Memento

Inspiration

Our inspiration came from the importance of connecting with family and cherishing proud personal stories. We recognized that many elderly people in nursing homes feel isolated from their families, despite the wealth of memories they carry. These memories hold so much value about family history, wisdom, and identity. By creating a platform that enables them to reflect on and share these moments, we aimed to bridge generational gaps and strengthen family bonds. Through storytelling, we want to foster a tight family bond, ensuring that cherished memories are passed down and that the elderly feel heard, valued, and connected.

We wanted to emphasize the story aspect of these memories. When people want to share their memories with their family, especially virtually, they aren't able to fully relive or cherish that memory- a simple text message can't fully do justice to a fond memory. Thus, we wanted to bring life into these memories that shared within families online and especially provide elderly people who might not meet their families often to have an immersive experience with their family's memories.

What it does

Memento allows families to document fond memories that they have, and share them to the user. Families can upload memories that contain a date, description, and image. We target this product to the elderly in nursing homes who are usually alone and can benefit from having someone like family to talk to. The elderly user can then speak to the application and can have a conversation about the details of any memory. The application will also display the most relevant image to the conversation to help improve the experience. This enables the elderly user to feel like they are talking to a family member or someone they know well. It allows them to stay connected with their loved ones without the continuous presence of them.

How we built it

We designed Memento to be simple and accessible for both elderly users and their families. For this reason, we used Reflex to implement an elegant UI, and implemented a Chroma database to store the memories and their embeddings for search. We also integrated Whisper, a speech-to-text model through Groq’s fast inference API to decode what the elderly person is saying. Using this input, we query our database, and feed this information through Gemini, an LLM developed by Google, to give a coherent response that incorporates information from the families’ inputs. Finally, we used Deepgram’s text-to-speech model to convert the LLM’s outputs back to an audio format that we could speak back to the elderly user.

Challenges we ran into

Integration: It was difficult to integrate all of the sponsor’s softwares into the final application; we had to pore over documentation while becoming familiar with each API, which led to many hours of debugging.
Non-determinism: Our models were non-deterministic; errors caused by specific outputs from the LLM were hard to replicate. Due to the background noise, we also could not efficiently test our speech-to-text model’s accuracy.
Inference speed: Throughout this application, we make many API calls to large models, such as Whisper, Gemini, and the Aura TTS model. Because of this, we had to find clever optimizations to speed up the inference time to quickly speak back to the elderly user, especially since the WiFi was unusable most of the time.

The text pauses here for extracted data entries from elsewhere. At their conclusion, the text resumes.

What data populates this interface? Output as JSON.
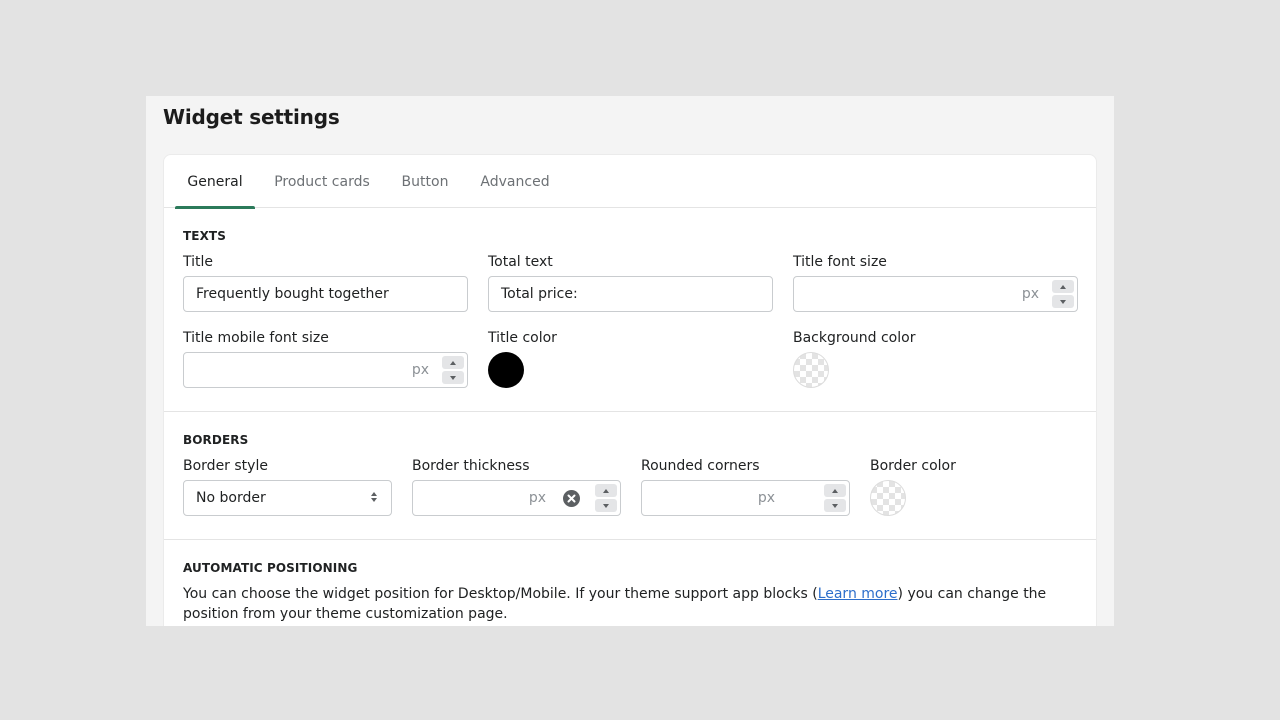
{
  "page": {
    "title": "Widget settings"
  },
  "tabs": [
    {
      "label": "General",
      "active": true
    },
    {
      "label": "Product cards",
      "active": false
    },
    {
      "label": "Button",
      "active": false
    },
    {
      "label": "Advanced",
      "active": false
    }
  ],
  "texts_section": {
    "heading": "TEXTS",
    "title": {
      "label": "Title",
      "value": "Frequently bought together"
    },
    "total_text": {
      "label": "Total text",
      "value": "Total price:"
    },
    "title_font_size": {
      "label": "Title font size",
      "value": "",
      "suffix": "px"
    },
    "title_mobile_font_size": {
      "label": "Title mobile font size",
      "value": "",
      "suffix": "px"
    },
    "title_color": {
      "label": "Title color",
      "color": "#000000"
    },
    "background_color": {
      "label": "Background color",
      "color": "transparent"
    }
  },
  "borders_section": {
    "heading": "BORDERS",
    "border_style": {
      "label": "Border style",
      "value": "No border"
    },
    "border_thickness": {
      "label": "Border thickness",
      "value": "",
      "suffix": "px"
    },
    "rounded_corners": {
      "label": "Rounded corners",
      "value": "",
      "suffix": "px"
    },
    "border_color": {
      "label": "Border color",
      "color": "transparent"
    }
  },
  "positioning_section": {
    "heading": "AUTOMATIC POSITIONING",
    "text_before": "You can choose the widget position for Desktop/Mobile. If your theme support app blocks (",
    "link_text": "Learn more",
    "text_after": ") you can change the position from your theme customization page."
  },
  "colors": {
    "accent": "#2b7a5a",
    "link": "#2c6ecb"
  }
}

Accomplishments that we're proud of

Design and User Experience: We are proud of our design since it encompasses the mood we were aiming for – a warm, welcoming environment, focusing on the good things that happen in life.
Large Language Model and Vector Search: We are especially proud of how the LLM turned out and how well the RAG model worked. We spent lots of time prompting the different components to create the warm, empathetic, and welcoming environment the LLM provides.
TTS and STT: Although we struggled a bit with this part, we are really proud about how it turned out. We feel we did a great job encompassing the ideals of the product by allowing users to reflect on past memories and connect closer with family.

What we learned

Working with STT and TTS models: many members of our group had never worked with speech-to-text or text-to-speech models, so this was a learning experience for all of us. We learned about the impressive accuracy that the state-of-the-art models are able to achieve but also encountered some of the drawbacks of these models, since many of them don’t work as well with moderate levels of background noise. How to make a great UI:

What's next for Memento

Because of time constraints, there were many features and improvements we wanted to implement but could not.

Continuous LLM Conversation: We wanted to be able to talk to the LLM continuously without having to press a microphone button. Due to time constraints, we were not able to implement this feature
User Personalization and Customization: We aimed to personalize the website to users by adding custom themes, colors, and fonts, but we ran out of time to do so.